Dünyada laboratuvar ortamında et üretimi çalışmaları hızlanırken, Türkiye’de de bu kapsamda Ankara Üniversitesi Kök Hücre Enstitüsü Lider Yardımcısı Prof. Dr. Can Akçalı ve takımı tarafından üretimi çok değerli olan et için fiyatı düşürebilecek bir çalışma yapıldı. Bu sayede hayvanları öldürmeden, alınan 1-2 santimetre büyüklüğünde biyopsilerden laboratuvar ortamında ‘temiz et’ üretimi yapmak artık mümkün oluyor. Prof. Dr. Can Akçalı, yaptığı açıklamada, bunun 2013 yılından beri üzerinde araştırma yapılan bir sistem olduğunu belirterek, “İlk kere 2013 yılında Hollanda’da bu formda laboratuvarda elde edilen etten hamburger elde edildi. Bu tadıma sunuldu. Lakin kilosu 300 bin dolardı. Daha sonra yapılan teknolojik gelişmelerle bu fiyat 2 bin 500-3 bin dolar civarında oldu. Bu fiyatın yüksek olmasının ve şimdi ticarileşememesinin nedenlerinden bir tanesi bu iş için kullanılan özel serumun çok değerli olması” dedi.
‘PATENT BAŞVURUSUNU YAPTIK’
Bu serumun anne karnındaki buzağıdan alınarak elde edildiğini söyleyen Prof. Dr. Akçalı, “1 kilogram et için bu serumdan 7 kilogram kullanmak gerekiyor. Bunun litresinin fiyatı da 400 dolar. Biz teknokentte kurduğumuz şirketle bu serumun yerine geçecek yeni bir solüsyon ürettik. Bu solüsyonun bize maliyeti 5-10 dolar ortasında. Bunun için hayvan kullanılmıyor ve buzağı serumları kadar tesirli olduğunu gösterdi. Bunun için eylül ayı içinde Amerikan Patent Enstitüsüne patent müracaatında bulunduk. Bizim yapmış olduğumuz çalışmalar laboratuvar ortamında etin ticarileşmesinin önündeki pürüzleri kaldırmaya yönelik. Dünyada yaklaşık 80 tane şirket var, bu şirketlerle de görüşüyoruz ve materyallerimizi onlara da yolluyoruz. Bu sayede biz küresel manada bu solüsyonların yerine geçebilecek bir solüsyon ürettiğimizi düşünüyoruz” tabirlerini kullandı.
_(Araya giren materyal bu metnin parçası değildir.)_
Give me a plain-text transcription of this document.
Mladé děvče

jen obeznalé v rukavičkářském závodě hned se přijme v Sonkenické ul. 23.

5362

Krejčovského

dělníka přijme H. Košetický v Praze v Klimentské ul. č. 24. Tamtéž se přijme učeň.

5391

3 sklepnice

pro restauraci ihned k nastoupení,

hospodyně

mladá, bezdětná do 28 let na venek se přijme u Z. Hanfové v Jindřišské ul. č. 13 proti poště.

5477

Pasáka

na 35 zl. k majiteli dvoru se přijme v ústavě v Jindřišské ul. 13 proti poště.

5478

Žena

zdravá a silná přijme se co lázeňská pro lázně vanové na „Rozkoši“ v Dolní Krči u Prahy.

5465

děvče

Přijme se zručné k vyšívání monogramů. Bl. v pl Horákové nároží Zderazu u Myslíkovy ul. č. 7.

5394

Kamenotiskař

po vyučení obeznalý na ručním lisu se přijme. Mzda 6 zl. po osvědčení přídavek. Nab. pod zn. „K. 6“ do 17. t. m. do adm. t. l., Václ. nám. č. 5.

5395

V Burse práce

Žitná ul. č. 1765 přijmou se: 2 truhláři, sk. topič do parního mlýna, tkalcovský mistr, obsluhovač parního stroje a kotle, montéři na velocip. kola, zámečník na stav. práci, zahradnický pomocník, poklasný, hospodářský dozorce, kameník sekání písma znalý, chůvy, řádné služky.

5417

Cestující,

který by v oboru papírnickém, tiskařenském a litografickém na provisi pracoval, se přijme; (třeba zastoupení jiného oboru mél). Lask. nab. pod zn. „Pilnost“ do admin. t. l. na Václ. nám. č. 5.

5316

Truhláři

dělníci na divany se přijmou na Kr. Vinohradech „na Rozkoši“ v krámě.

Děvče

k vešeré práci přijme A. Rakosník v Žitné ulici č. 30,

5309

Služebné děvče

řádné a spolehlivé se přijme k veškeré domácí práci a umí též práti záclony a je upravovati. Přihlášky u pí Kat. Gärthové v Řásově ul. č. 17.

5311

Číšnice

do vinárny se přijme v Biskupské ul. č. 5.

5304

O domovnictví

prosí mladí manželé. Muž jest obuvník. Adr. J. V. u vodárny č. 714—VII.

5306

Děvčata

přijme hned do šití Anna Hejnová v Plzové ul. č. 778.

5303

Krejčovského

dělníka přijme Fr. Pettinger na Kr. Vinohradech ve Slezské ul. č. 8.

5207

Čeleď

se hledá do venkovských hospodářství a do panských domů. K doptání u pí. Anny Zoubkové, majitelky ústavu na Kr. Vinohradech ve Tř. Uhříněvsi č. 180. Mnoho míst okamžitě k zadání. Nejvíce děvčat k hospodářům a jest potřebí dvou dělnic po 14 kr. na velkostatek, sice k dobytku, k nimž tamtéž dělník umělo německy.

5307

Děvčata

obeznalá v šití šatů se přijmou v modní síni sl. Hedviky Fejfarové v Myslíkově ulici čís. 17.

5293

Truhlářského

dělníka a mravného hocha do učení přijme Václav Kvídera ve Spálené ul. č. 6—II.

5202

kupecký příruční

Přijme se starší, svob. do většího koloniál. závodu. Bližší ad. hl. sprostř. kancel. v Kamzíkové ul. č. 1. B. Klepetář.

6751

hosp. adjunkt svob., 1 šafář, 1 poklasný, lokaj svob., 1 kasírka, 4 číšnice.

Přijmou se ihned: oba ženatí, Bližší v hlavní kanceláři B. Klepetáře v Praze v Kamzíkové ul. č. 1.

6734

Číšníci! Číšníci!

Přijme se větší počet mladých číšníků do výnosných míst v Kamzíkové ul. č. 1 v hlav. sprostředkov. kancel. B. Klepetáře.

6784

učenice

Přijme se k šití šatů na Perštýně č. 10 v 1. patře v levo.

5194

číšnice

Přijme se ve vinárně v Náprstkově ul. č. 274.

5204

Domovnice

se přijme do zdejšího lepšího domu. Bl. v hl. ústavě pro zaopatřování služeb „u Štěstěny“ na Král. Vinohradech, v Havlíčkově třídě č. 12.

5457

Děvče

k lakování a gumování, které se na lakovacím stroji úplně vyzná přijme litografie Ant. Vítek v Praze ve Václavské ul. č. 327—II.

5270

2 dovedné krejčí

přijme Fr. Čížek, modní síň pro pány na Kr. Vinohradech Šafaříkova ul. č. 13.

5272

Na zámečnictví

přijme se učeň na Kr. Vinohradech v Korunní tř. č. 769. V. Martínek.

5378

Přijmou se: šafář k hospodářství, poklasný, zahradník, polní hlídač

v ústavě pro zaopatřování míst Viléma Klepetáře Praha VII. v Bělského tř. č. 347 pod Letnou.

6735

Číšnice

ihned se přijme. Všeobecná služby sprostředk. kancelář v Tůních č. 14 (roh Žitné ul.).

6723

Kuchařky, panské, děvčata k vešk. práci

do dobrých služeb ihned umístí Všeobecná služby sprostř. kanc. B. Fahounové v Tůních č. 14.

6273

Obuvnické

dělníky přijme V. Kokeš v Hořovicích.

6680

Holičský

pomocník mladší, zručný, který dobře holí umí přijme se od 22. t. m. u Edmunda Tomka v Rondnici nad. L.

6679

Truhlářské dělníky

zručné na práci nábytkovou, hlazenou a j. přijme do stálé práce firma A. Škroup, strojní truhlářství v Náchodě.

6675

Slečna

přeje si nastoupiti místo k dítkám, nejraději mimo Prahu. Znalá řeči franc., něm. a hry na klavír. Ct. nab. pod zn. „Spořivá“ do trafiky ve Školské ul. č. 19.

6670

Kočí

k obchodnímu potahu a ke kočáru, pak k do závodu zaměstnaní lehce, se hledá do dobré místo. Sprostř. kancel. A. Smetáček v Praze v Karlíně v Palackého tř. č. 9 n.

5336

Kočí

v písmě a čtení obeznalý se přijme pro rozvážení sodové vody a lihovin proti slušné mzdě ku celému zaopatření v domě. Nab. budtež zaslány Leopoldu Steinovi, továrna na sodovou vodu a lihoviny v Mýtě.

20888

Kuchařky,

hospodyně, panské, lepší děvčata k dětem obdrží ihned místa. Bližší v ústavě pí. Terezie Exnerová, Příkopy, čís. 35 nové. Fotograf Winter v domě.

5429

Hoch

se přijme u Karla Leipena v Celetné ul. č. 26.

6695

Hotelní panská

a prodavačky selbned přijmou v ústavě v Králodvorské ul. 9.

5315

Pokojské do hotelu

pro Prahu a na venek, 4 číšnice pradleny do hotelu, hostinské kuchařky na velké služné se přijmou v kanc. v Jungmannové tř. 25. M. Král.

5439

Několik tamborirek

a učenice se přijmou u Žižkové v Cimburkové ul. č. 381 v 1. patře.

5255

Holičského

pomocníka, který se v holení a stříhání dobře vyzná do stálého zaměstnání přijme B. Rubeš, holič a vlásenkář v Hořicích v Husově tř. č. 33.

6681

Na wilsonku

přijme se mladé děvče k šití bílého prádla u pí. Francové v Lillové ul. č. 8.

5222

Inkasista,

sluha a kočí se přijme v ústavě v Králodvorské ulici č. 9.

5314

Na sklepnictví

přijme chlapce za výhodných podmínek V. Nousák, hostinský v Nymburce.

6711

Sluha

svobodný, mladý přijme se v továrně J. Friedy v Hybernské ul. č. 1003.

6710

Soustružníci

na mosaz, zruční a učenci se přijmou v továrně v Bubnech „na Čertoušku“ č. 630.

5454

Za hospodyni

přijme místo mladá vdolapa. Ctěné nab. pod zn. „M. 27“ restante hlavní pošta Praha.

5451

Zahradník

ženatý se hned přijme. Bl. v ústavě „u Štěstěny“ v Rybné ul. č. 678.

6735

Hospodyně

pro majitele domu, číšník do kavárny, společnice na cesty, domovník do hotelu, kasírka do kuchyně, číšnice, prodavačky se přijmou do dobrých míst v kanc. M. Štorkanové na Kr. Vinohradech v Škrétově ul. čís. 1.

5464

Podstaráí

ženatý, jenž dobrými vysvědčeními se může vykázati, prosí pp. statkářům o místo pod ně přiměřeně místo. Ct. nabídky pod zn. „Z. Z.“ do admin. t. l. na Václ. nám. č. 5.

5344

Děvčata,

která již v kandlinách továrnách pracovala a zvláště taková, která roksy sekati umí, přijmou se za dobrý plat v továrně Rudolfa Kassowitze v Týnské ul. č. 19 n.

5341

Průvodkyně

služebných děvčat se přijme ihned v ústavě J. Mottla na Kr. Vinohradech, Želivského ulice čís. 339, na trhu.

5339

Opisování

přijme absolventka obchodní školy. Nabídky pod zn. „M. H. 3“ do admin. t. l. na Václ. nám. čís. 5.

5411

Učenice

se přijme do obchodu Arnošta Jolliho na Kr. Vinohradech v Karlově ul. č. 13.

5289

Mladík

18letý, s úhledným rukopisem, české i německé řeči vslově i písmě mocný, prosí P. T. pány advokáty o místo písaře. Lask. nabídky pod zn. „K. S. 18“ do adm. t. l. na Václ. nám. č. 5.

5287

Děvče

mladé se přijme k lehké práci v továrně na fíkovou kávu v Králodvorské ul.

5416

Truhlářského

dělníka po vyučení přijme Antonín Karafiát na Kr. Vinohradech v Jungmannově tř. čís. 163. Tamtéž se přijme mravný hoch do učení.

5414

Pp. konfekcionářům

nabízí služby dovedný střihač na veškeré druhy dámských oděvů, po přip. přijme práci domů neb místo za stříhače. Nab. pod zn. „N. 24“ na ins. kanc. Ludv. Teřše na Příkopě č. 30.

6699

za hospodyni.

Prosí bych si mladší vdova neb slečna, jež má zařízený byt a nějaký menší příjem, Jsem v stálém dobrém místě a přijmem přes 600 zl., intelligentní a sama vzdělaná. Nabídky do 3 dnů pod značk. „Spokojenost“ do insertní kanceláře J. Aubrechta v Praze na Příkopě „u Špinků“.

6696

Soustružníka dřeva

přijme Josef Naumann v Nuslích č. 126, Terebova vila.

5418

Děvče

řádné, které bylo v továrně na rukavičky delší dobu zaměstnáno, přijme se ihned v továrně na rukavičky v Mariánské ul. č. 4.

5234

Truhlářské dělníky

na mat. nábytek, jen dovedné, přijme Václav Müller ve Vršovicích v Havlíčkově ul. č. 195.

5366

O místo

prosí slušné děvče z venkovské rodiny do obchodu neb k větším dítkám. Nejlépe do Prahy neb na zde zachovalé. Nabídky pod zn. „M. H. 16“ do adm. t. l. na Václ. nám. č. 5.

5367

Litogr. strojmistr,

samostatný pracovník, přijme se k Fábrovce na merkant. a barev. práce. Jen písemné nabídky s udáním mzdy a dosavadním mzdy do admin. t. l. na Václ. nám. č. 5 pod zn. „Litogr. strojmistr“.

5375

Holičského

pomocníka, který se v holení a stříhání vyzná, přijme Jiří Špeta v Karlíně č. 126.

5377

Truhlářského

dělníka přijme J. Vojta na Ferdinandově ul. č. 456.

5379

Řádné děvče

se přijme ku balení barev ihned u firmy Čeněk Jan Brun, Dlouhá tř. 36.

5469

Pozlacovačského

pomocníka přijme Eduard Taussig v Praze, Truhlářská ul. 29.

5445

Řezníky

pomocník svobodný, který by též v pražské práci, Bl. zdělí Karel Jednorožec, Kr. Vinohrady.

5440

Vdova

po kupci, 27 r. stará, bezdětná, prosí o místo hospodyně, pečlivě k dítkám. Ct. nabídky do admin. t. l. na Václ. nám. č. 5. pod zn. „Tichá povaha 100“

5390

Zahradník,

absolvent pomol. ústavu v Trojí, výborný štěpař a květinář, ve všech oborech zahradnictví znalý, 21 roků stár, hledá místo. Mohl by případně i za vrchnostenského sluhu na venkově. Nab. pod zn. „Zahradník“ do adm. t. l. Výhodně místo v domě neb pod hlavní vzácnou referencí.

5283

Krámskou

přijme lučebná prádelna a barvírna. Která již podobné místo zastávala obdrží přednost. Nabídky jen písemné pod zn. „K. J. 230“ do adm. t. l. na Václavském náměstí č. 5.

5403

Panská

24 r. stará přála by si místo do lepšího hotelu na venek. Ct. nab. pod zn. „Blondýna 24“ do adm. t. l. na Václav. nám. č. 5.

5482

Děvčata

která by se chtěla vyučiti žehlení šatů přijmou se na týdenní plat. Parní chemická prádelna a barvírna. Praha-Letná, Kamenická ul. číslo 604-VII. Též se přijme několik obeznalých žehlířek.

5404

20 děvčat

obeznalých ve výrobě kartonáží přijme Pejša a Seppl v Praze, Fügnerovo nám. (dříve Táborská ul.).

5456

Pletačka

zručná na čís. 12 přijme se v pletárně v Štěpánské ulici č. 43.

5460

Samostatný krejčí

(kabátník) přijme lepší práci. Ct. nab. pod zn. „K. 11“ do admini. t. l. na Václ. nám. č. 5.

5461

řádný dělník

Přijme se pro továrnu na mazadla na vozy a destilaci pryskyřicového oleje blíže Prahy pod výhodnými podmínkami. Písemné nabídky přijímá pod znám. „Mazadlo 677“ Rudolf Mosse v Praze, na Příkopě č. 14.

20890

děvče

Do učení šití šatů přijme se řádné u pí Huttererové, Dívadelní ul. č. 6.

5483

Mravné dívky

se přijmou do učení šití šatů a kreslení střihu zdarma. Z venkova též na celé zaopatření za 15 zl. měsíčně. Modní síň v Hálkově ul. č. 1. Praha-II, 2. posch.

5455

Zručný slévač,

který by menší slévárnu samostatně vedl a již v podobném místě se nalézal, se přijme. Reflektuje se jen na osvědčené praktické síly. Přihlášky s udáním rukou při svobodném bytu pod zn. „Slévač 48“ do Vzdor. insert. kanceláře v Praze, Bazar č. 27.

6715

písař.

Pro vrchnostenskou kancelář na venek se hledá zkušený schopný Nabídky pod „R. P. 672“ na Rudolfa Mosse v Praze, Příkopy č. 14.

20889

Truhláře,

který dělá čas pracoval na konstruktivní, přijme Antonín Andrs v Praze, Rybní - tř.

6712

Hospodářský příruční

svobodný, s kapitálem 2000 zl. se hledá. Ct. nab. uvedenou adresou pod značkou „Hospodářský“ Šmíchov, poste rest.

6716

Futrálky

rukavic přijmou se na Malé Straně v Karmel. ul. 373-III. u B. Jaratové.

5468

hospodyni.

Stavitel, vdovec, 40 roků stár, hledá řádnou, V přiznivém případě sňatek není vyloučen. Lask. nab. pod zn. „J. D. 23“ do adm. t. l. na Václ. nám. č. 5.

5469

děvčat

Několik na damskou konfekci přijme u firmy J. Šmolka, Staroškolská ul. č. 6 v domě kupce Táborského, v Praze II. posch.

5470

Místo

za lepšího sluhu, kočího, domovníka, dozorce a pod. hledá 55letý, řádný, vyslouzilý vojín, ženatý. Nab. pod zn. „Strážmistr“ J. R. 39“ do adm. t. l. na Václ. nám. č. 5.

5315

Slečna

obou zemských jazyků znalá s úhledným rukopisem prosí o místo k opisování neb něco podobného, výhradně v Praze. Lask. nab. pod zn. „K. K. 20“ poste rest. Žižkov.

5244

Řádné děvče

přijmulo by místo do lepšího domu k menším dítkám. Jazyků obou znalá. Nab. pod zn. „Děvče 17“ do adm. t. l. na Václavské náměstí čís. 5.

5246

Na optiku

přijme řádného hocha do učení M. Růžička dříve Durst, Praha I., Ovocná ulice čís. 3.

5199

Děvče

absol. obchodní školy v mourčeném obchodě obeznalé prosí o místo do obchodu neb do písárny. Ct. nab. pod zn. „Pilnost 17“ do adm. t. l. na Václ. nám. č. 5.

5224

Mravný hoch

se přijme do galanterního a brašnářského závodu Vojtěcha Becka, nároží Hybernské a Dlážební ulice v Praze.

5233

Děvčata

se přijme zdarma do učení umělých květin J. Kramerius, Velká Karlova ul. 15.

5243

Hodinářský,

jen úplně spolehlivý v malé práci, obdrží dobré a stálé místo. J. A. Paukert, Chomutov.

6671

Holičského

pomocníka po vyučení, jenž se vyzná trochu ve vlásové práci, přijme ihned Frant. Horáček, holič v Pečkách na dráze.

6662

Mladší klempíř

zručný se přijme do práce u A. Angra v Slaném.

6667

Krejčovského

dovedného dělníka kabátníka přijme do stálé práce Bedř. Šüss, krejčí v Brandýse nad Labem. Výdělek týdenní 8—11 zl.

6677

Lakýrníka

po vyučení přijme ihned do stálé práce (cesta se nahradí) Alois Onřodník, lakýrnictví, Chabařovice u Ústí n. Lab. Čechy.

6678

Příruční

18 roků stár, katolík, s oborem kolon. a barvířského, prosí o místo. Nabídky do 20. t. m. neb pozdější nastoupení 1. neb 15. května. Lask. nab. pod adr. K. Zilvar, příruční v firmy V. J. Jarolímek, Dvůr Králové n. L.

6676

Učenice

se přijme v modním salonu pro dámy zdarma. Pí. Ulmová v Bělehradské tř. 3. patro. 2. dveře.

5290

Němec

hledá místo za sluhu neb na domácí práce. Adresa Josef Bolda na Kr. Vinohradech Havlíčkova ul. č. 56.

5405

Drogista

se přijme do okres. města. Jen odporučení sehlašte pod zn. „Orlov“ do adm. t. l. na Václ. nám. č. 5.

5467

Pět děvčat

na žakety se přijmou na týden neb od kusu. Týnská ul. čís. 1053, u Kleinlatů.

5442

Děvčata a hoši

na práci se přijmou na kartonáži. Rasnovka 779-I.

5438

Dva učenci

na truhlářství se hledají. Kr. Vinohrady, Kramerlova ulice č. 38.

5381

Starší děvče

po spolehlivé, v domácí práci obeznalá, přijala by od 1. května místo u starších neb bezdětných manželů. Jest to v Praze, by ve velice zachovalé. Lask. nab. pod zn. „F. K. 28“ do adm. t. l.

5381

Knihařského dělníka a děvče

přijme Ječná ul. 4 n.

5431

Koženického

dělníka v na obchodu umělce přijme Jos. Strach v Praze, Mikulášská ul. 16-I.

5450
‘GELENEKSEL ET KADAR SAĞLIKLI’
Üretilen etin en az klâsik et kadar sağlıklı olduğunu vurgulayan Prof. Dr .Akçalı, “Hatta klâsik et üretimi iklim konusunda, metan gazından ötürü karbondioksit salınımına neden oluyor. 1 kilogram etin üretimi sırasında 15 ton su harcanıyor, bu hayvanların beslenme ve barınması için 178 metrekarelik bir toprağa gereksinim var. Bu bütün bunları ortadan kaldırıyor. Yalnızca alacağınız bir biyopsi ile önümüzdeki yıllarda bu kadar fazla hayvan yetiştirmenin gereksinimi kalmayacak. Nüfusun artışına uygun olarak toprakları yahut su kaynaklarını artıramayacağımıza nazaran, herkesin kâfi bir formda protein tüketebilmesi için bu ilerde çok geçerli tahlil olacak. Klâsik hayvancılıkta hayvanları korumak hedefiyle kullanılan antibiyotikler burada kelam konusu olmadığı için insan sıhhati için kıymetli bir katkı olacak” diye konuştu.
‘2025 YILINDA PİYASADA OLACAK’
Prof. Dr. Akçalı, solüsyonunun hazır olduğunu ve yurt dışındaki değişik yerlerde de bunu sunduklarını belirterek, yatırımcılarla da görüştüklerini söz etti. Akçalı, “Birleşmiş Milletler Dünya Tarım Örgütü’nün raporuna nazaran, 2030 yılında yıllık et tüketiminin yüzde 10’unun laboratuvarda üretilen et olacağı öngörülüyor. Fiyatın düşmesi bunu daha da öne çekecek. Münasebetiyle bizim eserimiz hazır ama daha çok ölçüde üretip et üreten, bu alanda çalışan firmalarla iş birliği yaparak bunun devam etmesi gerekiyor ki küresel olarak bu eseri başka ülkelerle paylaşabilelim. 2025 yılında bunlar piyasada olacak. Ama bizim hedefimiz bunu daha düşük fiyata mal edip dünya üzerinde çok daha fazla insanın faydalanmasını sağlamak” dedi.